北総鉄道の親会社・京成電鉄と交渉していた国土交通省が提示した調整案を、千葉県と沿線自治体が了承した。値下げに伴う北総鉄道の減収分として、千葉県と6市2村が年間計3億円、京成電鉄と北総鉄道も合わせて同額を負担する。
千葉県交通計画課は、値下げ後は初乗り運賃が現行200円から190円、京成高砂―印旛日本医大間は820円から780円になると試算している。通学定期の割引率は沿線市村全域で60%から70%になるが、通勤定期は現行より1%程度の割引にとどまる見通し。
運賃問題は、北総線を走行する成田新高速鉄道の開業予定が迫ったのを契機に2007年11月頃から議論が本格化した。今年9月、千葉県と沿線市村は年間計4億円を北総鉄道に支援し、京成側にも同額の負担を求め、運賃の最低5%値下げなどを目指す内容で合意。京成側や前原国交相に、この枠組みを了承するよう要請していた。
しかし、京成側が年間約4億円を負担することに難色を示し、千葉県などが譲歩することになった。このため、北総鉄道への支援額は年間6億円になり、値下げ幅は要請より小さくなる。
この日、値下げを発表した森田知事は「(国の調整案を)受け入れることで合意した。もちろん地元市村が十二分に満足する案ではないが、更なる運賃値下げへの大きな第一歩と考え、これからも働きかけたい」と話し、今後も運賃5%以上の値下げを求める方針を示した。要請では5年での見直しが明記されていたが、調整案では期限が削除された。知事は「一応5年と考えている。それでその後、頑張って更なる見直しができたらいいなと考えている」と述べるにとどまった。
◆「下げ幅小さい」不満の住民団体 決裂回避、評価する声も
北総線の運賃値下げに向けた千葉県や京成電鉄などによる支援の枠組みが固まり、難色を示す京成側を押し切ってこぎつけた合意を評価する一方、値下げ幅が小さいことへの不満の声が地元から相次いだ。
補助金による経営支援ではなく、出資方式による支援を主張していた白井市の横山久雅子市長は「ほぼ絶望的であった枠組みが再構築され、安堵(あんど)している。さらに北総鉄道の過去の建設コストを利用者が高運賃で支払い続ける仕組みの是正も必要」と指摘した。
値下げを求める約10万人分の署名を国交相に提出した「北総線の運賃値下げを実現する会」の吉田治男会長は「沿線住民は本当に困っている。5%の値下げでは話にならないし、知事の実績とも言えない。今後も活動を継続したい」と憤る。同会は5日午後、千葉県の担当部署を訪れ、北総鉄道の債務圧縮など抜本的な解決策を求めたという。
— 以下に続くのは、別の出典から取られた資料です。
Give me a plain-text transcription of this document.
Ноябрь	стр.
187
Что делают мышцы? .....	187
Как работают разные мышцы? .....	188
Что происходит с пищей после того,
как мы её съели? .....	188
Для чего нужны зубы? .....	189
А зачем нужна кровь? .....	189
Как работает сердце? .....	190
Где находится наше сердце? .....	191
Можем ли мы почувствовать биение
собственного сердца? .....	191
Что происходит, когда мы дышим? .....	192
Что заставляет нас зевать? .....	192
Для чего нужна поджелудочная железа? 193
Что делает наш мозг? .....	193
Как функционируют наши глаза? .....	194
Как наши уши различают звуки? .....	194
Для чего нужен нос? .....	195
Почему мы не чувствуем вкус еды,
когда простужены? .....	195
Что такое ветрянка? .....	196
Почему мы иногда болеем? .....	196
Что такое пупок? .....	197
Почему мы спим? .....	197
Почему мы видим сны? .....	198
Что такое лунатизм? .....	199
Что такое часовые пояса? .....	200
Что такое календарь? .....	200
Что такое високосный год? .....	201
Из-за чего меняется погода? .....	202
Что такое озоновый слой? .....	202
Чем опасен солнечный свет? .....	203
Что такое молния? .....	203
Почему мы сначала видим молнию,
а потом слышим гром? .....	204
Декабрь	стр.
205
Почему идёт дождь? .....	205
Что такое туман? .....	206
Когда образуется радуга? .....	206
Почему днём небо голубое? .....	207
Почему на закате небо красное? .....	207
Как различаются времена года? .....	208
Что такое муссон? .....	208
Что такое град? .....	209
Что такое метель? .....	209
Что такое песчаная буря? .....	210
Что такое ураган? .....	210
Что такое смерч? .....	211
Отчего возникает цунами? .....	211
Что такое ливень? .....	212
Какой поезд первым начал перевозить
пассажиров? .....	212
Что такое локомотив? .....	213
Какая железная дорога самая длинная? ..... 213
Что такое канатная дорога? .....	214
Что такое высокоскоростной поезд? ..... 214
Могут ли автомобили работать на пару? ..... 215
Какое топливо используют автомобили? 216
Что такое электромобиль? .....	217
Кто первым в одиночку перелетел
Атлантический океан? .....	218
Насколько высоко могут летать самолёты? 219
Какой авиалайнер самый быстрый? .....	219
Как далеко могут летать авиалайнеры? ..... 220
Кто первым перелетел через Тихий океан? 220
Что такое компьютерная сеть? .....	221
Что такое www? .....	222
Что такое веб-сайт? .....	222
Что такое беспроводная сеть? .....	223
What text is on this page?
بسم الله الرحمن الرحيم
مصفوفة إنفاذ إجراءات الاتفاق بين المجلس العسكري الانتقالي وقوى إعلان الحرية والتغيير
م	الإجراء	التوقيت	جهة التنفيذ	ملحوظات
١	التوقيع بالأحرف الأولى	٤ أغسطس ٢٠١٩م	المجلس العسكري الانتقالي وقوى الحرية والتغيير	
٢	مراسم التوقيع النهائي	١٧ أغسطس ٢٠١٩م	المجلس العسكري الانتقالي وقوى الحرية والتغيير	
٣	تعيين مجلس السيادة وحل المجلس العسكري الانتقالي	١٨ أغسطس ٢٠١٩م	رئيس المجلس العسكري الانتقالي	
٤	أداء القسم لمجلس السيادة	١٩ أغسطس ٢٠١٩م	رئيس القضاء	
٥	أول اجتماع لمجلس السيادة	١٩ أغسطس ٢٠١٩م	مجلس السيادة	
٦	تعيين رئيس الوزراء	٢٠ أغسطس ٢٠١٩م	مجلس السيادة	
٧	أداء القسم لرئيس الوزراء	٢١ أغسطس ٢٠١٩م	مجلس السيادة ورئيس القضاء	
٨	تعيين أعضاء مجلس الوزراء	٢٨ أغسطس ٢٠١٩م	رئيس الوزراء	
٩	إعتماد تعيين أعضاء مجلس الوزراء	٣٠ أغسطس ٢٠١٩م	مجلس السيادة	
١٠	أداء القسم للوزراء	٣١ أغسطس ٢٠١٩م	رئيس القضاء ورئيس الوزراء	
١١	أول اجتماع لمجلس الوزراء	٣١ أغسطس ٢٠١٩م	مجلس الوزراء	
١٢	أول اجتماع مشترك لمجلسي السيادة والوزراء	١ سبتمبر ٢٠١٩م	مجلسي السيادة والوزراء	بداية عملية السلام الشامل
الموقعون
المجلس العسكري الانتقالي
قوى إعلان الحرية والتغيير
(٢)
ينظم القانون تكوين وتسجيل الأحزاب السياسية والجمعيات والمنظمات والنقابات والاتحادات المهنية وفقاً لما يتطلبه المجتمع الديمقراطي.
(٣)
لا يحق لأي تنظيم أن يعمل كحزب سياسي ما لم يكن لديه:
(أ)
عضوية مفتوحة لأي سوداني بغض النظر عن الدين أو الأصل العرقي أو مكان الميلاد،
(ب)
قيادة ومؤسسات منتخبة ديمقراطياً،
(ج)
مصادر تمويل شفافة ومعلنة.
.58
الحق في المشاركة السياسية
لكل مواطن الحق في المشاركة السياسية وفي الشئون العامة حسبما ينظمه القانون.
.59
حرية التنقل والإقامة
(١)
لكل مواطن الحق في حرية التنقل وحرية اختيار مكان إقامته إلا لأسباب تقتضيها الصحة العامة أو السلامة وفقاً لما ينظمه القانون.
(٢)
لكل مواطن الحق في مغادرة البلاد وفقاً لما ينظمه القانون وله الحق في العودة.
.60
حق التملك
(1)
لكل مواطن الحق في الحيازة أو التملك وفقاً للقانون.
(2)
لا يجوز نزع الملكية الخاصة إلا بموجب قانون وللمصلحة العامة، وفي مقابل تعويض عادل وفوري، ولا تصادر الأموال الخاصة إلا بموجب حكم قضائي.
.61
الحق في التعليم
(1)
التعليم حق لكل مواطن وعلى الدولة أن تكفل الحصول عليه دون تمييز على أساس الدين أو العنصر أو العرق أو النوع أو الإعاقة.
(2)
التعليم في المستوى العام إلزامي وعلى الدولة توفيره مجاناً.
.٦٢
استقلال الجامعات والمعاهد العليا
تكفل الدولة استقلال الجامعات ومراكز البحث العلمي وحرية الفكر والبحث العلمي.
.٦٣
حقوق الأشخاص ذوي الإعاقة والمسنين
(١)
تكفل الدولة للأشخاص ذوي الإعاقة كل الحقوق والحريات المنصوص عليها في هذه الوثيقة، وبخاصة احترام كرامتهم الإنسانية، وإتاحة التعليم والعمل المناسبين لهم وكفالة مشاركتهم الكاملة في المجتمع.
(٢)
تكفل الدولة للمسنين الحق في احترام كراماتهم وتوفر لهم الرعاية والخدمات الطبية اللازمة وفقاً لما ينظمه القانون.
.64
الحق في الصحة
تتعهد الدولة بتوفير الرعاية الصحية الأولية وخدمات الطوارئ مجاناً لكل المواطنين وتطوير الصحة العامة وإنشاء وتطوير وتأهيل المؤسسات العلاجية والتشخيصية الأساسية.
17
沿線自治体で最大の年6750万円を負担する印西市の山崎山洋市長は「値下げの実施時期が来年4月ではないなど、不十分な点はあるが、総合的に判断し、この案を受け入れた。さらなる運賃値下げの余地は残されているのではないか」と注文をつけた。
◆渋る京成に妥協 完全解決程遠く
北総線の運賃問題は、千葉県や地元自治体が難色を示す京成電鉄に妥協する形で決着した。約5%の運賃値下げに対する沿線住民の不満は根強く、運賃問題が解決したとはいえない。
特定の民間事業者を税金で支援することに賛否はあるが、過去の建設費の償還に伴う経営難のつけを沿線住民が負わされてきただけに、さらなる運賃の値下げを求める声は大きい。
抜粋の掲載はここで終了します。